At launch (July 18, 2024) OpenAI priced GPT-4o mini at $0.15 per million input tokens and $0.60 per million output tokens — which OpenAI said made it more than 60% cheaper than GPT-3.5 Turbo. Discounts apply for cached inputs and the Batch API.
What is GPT-4o mini's context window?
GPT-4o mini has a 128K-token context window and can return up to 16,384 tokens of output per request. Its training knowledge runs through October 2023.

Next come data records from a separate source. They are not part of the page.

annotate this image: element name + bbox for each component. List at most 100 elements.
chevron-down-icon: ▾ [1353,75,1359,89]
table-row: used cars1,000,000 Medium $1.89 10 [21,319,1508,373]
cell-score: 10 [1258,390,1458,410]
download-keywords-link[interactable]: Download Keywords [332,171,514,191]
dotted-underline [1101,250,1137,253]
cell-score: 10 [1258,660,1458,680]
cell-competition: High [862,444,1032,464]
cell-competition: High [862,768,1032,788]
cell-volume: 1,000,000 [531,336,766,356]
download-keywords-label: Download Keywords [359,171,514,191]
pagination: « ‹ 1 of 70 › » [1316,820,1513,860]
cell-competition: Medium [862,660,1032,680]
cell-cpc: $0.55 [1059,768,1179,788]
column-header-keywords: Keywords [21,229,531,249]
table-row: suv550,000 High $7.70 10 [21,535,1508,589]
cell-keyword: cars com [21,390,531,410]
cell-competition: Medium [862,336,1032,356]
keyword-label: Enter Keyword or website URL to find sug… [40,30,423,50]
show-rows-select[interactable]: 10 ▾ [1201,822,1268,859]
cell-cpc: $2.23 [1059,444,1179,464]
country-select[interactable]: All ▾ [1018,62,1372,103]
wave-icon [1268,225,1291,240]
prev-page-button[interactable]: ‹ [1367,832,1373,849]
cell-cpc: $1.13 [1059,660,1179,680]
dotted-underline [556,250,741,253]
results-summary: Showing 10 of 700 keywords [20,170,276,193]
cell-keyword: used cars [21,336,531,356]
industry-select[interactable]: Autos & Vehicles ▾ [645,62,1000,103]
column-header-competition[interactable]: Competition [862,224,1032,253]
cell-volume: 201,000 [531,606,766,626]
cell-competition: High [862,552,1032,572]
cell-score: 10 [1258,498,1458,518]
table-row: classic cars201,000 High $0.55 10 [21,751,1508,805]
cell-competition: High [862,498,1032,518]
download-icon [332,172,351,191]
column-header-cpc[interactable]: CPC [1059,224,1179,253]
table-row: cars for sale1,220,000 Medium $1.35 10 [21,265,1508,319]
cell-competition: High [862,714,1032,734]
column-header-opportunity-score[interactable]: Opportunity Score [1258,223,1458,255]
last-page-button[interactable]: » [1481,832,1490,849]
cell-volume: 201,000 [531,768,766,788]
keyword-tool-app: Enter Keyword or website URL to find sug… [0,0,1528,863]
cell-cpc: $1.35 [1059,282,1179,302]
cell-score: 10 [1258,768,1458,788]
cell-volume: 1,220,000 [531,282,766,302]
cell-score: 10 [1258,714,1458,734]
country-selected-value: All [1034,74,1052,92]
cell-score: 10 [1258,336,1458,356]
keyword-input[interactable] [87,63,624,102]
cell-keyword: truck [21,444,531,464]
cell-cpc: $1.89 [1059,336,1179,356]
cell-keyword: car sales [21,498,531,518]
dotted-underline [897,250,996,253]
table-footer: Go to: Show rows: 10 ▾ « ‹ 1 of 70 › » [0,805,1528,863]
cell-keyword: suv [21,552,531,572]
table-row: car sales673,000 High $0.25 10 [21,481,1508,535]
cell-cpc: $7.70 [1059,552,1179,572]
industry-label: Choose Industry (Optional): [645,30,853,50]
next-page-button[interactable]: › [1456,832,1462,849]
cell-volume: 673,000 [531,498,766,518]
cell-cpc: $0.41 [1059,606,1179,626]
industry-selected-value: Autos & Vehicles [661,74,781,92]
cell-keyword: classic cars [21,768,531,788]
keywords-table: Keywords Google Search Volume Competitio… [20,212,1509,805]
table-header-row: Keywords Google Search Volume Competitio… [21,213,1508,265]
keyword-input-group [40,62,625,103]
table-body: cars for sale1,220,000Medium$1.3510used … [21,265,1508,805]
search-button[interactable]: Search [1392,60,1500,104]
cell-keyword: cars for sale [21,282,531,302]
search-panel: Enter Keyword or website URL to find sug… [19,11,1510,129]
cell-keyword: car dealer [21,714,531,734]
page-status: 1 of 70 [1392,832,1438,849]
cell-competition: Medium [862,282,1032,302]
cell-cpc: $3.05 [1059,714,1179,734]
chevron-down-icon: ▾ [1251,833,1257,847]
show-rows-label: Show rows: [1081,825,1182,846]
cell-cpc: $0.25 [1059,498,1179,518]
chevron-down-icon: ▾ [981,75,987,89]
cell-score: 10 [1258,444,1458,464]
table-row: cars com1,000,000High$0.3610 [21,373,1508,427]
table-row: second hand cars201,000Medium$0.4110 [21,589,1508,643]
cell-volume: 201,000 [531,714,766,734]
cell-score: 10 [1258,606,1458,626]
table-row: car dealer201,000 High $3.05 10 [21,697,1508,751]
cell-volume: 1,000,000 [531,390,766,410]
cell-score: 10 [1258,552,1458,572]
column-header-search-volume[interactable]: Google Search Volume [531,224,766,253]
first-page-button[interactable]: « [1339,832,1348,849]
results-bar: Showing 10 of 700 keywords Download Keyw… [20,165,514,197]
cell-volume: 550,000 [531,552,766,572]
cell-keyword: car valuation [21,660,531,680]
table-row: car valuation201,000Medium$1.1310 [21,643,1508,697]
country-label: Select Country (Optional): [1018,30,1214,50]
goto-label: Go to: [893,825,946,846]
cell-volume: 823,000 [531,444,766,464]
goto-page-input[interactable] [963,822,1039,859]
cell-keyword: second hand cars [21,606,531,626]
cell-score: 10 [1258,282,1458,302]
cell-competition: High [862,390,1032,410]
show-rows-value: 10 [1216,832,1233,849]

Is GPT-4o mini multimodal?
Yes, for input: it accepts both text and images (vision) and produces text output. At launch OpenAI said audio and video support could be added later via the API.
Is GPT-4o mini still available?
Yes. It remains a supported model in the OpenAI API with no announced sunset date. The older 4o-class models were removed from the ChatGPT model picker during OpenAI's 2026 legacy-model phase-out, but gpt-4o-mini continues to be offered through the API.